The good news is an optimizing backend is being worked on as we speak and should be available very soon :)
I don't suppose you have any concrete benchmark numbers, e.g. coremark? (:
Also, how do you sandbox the guest program? Just bounds checks on memory accesses? Do you use the same trick as wasmtime does where they map a ton of inaccessible address space and depend on a SIGSEGV to catch violations? What about potential stack overflows - how do you protect against those?
Any plans to support the WebAssembly GC proposal? Binaryen supports GC structs and arrays now, but there aren’t a lot of runtimes that have it yet. It would be cool if Wazero could do it in a way where managed structs can be seamlessly shared across the Wasm/Go boundary using the native Go GC.
We are tracking the evolution of most proposals but we are a tiny team so we try to concentrate our efforts on those that have a higher degree of maturity, but I am sure we will at some point :)
Yeah, should have been more precise.
Code that can be loaded at runtime, does not need to be compiled together with the host application, can be loaded by just providing a path to a file/directory and can be executed in the host, ideally securely (not a strict requirement for my usage).
The plugin ideally runs with performance very close to host performance
go plugin package gets close, but the compile part is completely broken, where in reality the plugin has dependencies that can collide with the host. It would be fine if it was just the go runtime requirement that must match, but in reality it forces usage of cgo and a set of problems that make it really hard to use.
Plugins in wordpress are installed from the web UI and that's all, these just work with the same performance as the whole application (terrible native performance, but that's a PHP problem).
In go to achieve that I would need to compile the plugins on the fly, as well as recompile the whole application, instead of delivering an executable file and a bunch of dynamic libraries.
In .NET this was further used in large applications to reduce boot time, by loading code when it was first needed (DLLs)
I used this to run ML models I compiled down to WASM from Go. Really useful to put generic, high performance HTTP / JSON handling in front of some common interchangeable code.
I start out with a trained ML model, transform it into equivalent C code, then compile that C code targeting WASM.
Then I have a HTTP server in Go, which loads the wasm module on startup, just like dlopen but with a small ~10% performance overhead, rips the HTTP payload out, and calls the WASM function with the arguments filled in.
If you go that route (use wazero instead) and want to avoid cgo, you may be interested in my wazero based SQLite bindings:
https://github.com/ncruces/go-sqlite3
Also, the Go SDK. There is also the OS and the hardware.

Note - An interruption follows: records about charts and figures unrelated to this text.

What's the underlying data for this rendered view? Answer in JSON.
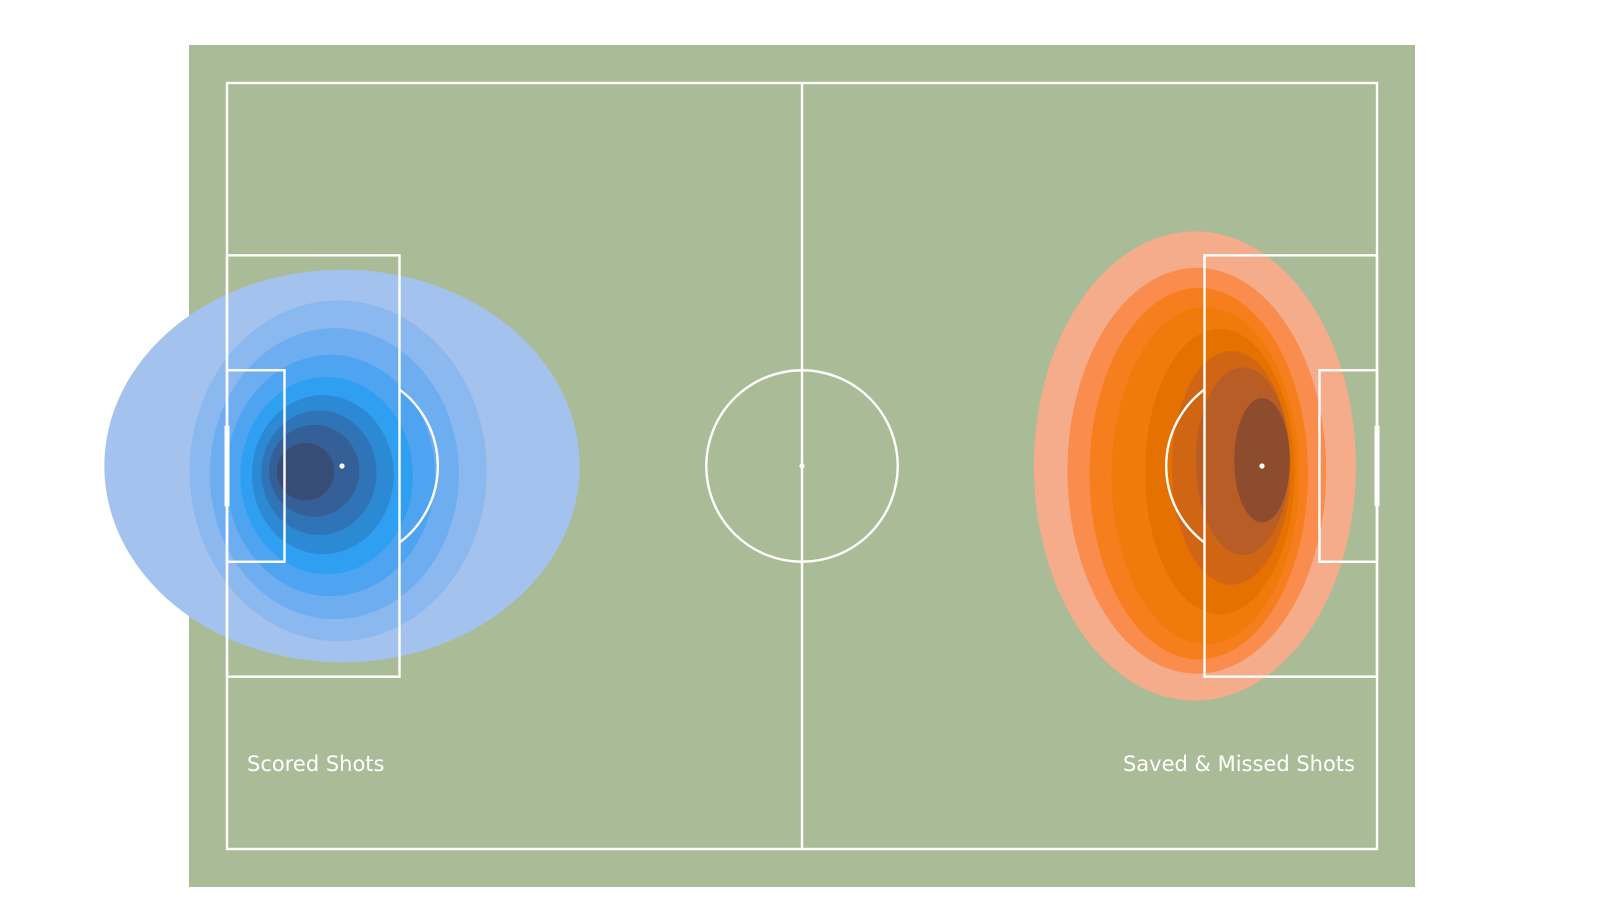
{
  "chart_data": {
    "type": "heatmap",
    "title": "",
    "pitch": {
      "length": 120,
      "width": 80,
      "background": "#aabb97",
      "line_color": "#ffffff"
    },
    "annotations": {
      "scored": "Scored Shots",
      "missed": "Saved & Missed Shots"
    },
    "series": [
      {
        "name": "Scored Shots",
        "colormap": [
          "#a3c3ee",
          "#8ab8ef",
          "#6eadef",
          "#4ea4f0",
          "#2f9ff2",
          "#2c89d4",
          "#2f74b6",
          "#345f97",
          "#374c77"
        ],
        "levels": [
          {
            "cx": 12.0,
            "cy": 40.0,
            "rx": 24.8,
            "ry": 20.5
          },
          {
            "cx": 11.6,
            "cy": 40.5,
            "rx": 15.5,
            "ry": 17.8
          },
          {
            "cx": 11.2,
            "cy": 40.8,
            "rx": 13.0,
            "ry": 15.2
          },
          {
            "cx": 10.8,
            "cy": 41.0,
            "rx": 10.9,
            "ry": 12.6
          },
          {
            "cx": 10.4,
            "cy": 41.0,
            "rx": 9.0,
            "ry": 10.3
          },
          {
            "cx": 10.0,
            "cy": 40.9,
            "rx": 7.4,
            "ry": 8.3
          },
          {
            "cx": 9.6,
            "cy": 40.7,
            "rx": 6.0,
            "ry": 6.5
          },
          {
            "cx": 9.1,
            "cy": 40.5,
            "rx": 4.7,
            "ry": 4.8
          },
          {
            "cx": 8.2,
            "cy": 40.6,
            "rx": 3.0,
            "ry": 3.0
          }
        ]
      },
      {
        "name": "Saved & Missed Shots",
        "colormap": [
          "#f5ac8b",
          "#fa8d4d",
          "#f67e1d",
          "#f07a0a",
          "#e57100",
          "#d06514",
          "#b85d26",
          "#8e4c2f"
        ],
        "levels": [
          {
            "cx": 101.0,
            "cy": 40.0,
            "rx": 16.8,
            "ry": 24.5
          },
          {
            "cx": 101.2,
            "cy": 40.5,
            "rx": 13.5,
            "ry": 21.2
          },
          {
            "cx": 101.4,
            "cy": 40.8,
            "rx": 11.4,
            "ry": 19.4
          },
          {
            "cx": 102.1,
            "cy": 41.0,
            "rx": 9.8,
            "ry": 17.6
          },
          {
            "cx": 103.6,
            "cy": 40.6,
            "rx": 7.8,
            "ry": 14.9
          },
          {
            "cx": 104.8,
            "cy": 40.2,
            "rx": 6.2,
            "ry": 12.2
          },
          {
            "cx": 106.0,
            "cy": 39.5,
            "rx": 4.9,
            "ry": 9.8
          },
          {
            "cx": 108.0,
            "cy": 39.4,
            "rx": 2.9,
            "ry": 6.5
          }
        ]
      }
    ],
    "grid": false,
    "legend": "none"
  }
}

I think what they mean to say is that their module has no additional dependencies on other modules. But, how much should users care? Go is pretty good at managing dependencies and they’re okay within reason.
It seems like an odd way to name your module? I guess it shows commitment. But if they later decide on adding a dependency, they could rename it.
By avoiding CGO, wazero avoids prerequisites such as shared libraries or libc, and lets you keep features like cross compilation. Being pure Go, wazero adds only a small amount of size to your binary. Meanwhile, wazero’s API gives features you expect in Go, such as safe concurrency and context propagation.”
Though that seems to be more about specifically C dependencies
At Segment I always wanted a good sandbox environment for running customer code. This is the ideal solution, and the fact that it doesn't require CGo: :chefs_kiss:
Happy to answer any questions people considering using it might have!